A Historian Maps the Future

The skills learned in the SUNY Geneseo History Department are widely applicable to work outside of college. During the Fall 2018 semester, I interned at the Livingston County Planning Department at the Government Center in town. Though this internship was set up through the Geography Department and requires GIS mapping knowledge, the research skills that I have learned in my history courses were indispensable to me. The bulk of my work at the Planning Department was an independent research project much like the final project I completed in Dr. Seale’s 302 course, Hacking the Middle Ages.

However, instead of pursuing research based on two early modern book pages, I used a feasibility study for a community center in Livingston County as the basis for my research. My original task was to compile a list of things that I thought the study lacked and decide on a research direction. From this point forward, I employed the “sleuthing” skills that I have learned through searching for sources for history papers.

A map of Livingston County (2018).

The most helpful skills at the start of this internship were reading and thinking deeply about a source. I was tasked to create a project out of a one-hundred-page feasibility study that contained mostly statistics and survey data. This is where it helped to be able to make connections and read between the lines. The biggest takeaway from the study was that there are key community spaces in Livingston County that could be researched in depth to help determine the counties existing resources. My first creation was thus an Excel document with worksheets ready to record information on schools, libraries, workout centers, and parks.

In history classes, we are trained to mostly search through databases and scholarly sources, but remain open to other sources of information. For this more current project, unconventional sources like Facebook became my best friend. I found that this along with Google or Bing maps were the most accurate way to determine if a sports team or workout center was still active, for example. As I found community spaces, I also recorded various bits of information such as if there was a pool in school buildings, the hours of operation for workout centers, and the type of programming at libraries. In addition to collecting all of this attribute information, it was important to me that the community spaces be displayed visually. Below is an example, showing the distance from any one of the eight libraries in Livingston County.

Map of distances to libraries in Livingston County (2018).

Furthermore, researching parks led me to use a totally new method that involved both online sources and GIS skills. Though it was relatively easy to locate all of the county’s parks, I was interested in finding out what kind of resources were within the parks such as baseball fields, basketball courts, and sitting areas. To collect this information, I used satellite images that were in the county database to examine each park. However, these images were several years old and did not offer a close-up or street view which was often needed to determine if there were picnic tables or swing-sets. This is where I used Google Maps satellite imagery from 2018 and any street views to determine exactly what spaces each park contained. Though time-consuming, this was rewarding work that later allowed me to create an updated parks and recreation map for the planning department which can be found below.

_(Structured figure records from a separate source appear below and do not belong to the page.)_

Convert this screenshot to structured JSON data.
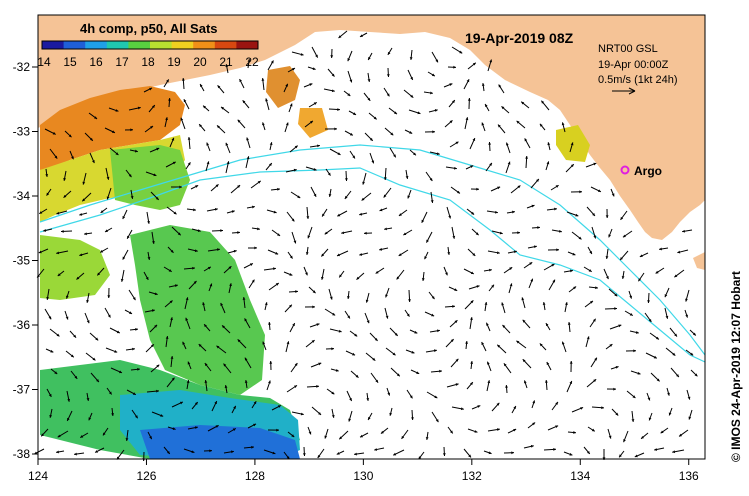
{
  "legend": {
    "title": "4h comp, p50, All Sats",
    "ticks": [
      "14",
      "15",
      "16",
      "17",
      "18",
      "19",
      "20",
      "21",
      "22"
    ],
    "colors": [
      "#1a1aa0",
      "#1f5fd8",
      "#1fa0e8",
      "#20c8b0",
      "#58d040",
      "#b8e030",
      "#f0d020",
      "#f09018",
      "#d84810",
      "#9a1410"
    ]
  },
  "header": {
    "date": "19-Apr-2019 08Z"
  },
  "info": {
    "line1": "NRT00 GSL",
    "line2": "19-Apr 00:00Z",
    "line3": "0.5m/s (1kt 24h)"
  },
  "argo": {
    "label": "Argo",
    "color": "#e020e0"
  },
  "credit": "© IMOS 24-Apr-2019 12:07 Hobart",
  "axes": {
    "x_ticks": [
      "124",
      "126",
      "128",
      "130",
      "132",
      "134",
      "136"
    ],
    "y_ticks": [
      "-32",
      "-33",
      "-34",
      "-35",
      "-36",
      "-37",
      "-38"
    ]
  },
  "colors": {
    "land": "#f5c396",
    "ocean": "#ffffff",
    "isobath": "#40d8e8"
  }
}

Recreation in Livingston County (2018).

When the community center project was finished, I was then given a variety of mapping and file management tasks. This strictly mapping portion was refreshing because I was able to create documents that supported other departments in the government center. Another task I had at this point was to update PDF maps because there have been new roads built since the maps were initially made. Updating these maps required overwriting files with a new version that had the current road networks.

As a student of history, this was not my favorite method because it changed the original version of the map, often made between four to eight years ago. Though the only change made to the files was often an almost indistinguishable new road path or name, I still would have preferred saving a new copy to overwriting the old one. However, due to storage space and redundancy, this does not make sense due to the amount of copies that would eventually end up needing to be saved. As most mapping occurs digitally now and some map files may never leave the computer, it will be important to keep these issues in mind and document as much of the process as possible. I chose to do this by creating a spreadsheet that went along with my work indicating the name of the overwritten file, the road change that occurred, and the date that I saved the updated version. I hope that by doing so, I was able to preserve a bit of the history of each file.

Overall, I had a great experience in this internship and it allowed me to blend together my skills as a history and geography major and see how they work in a setting outside of the classroom.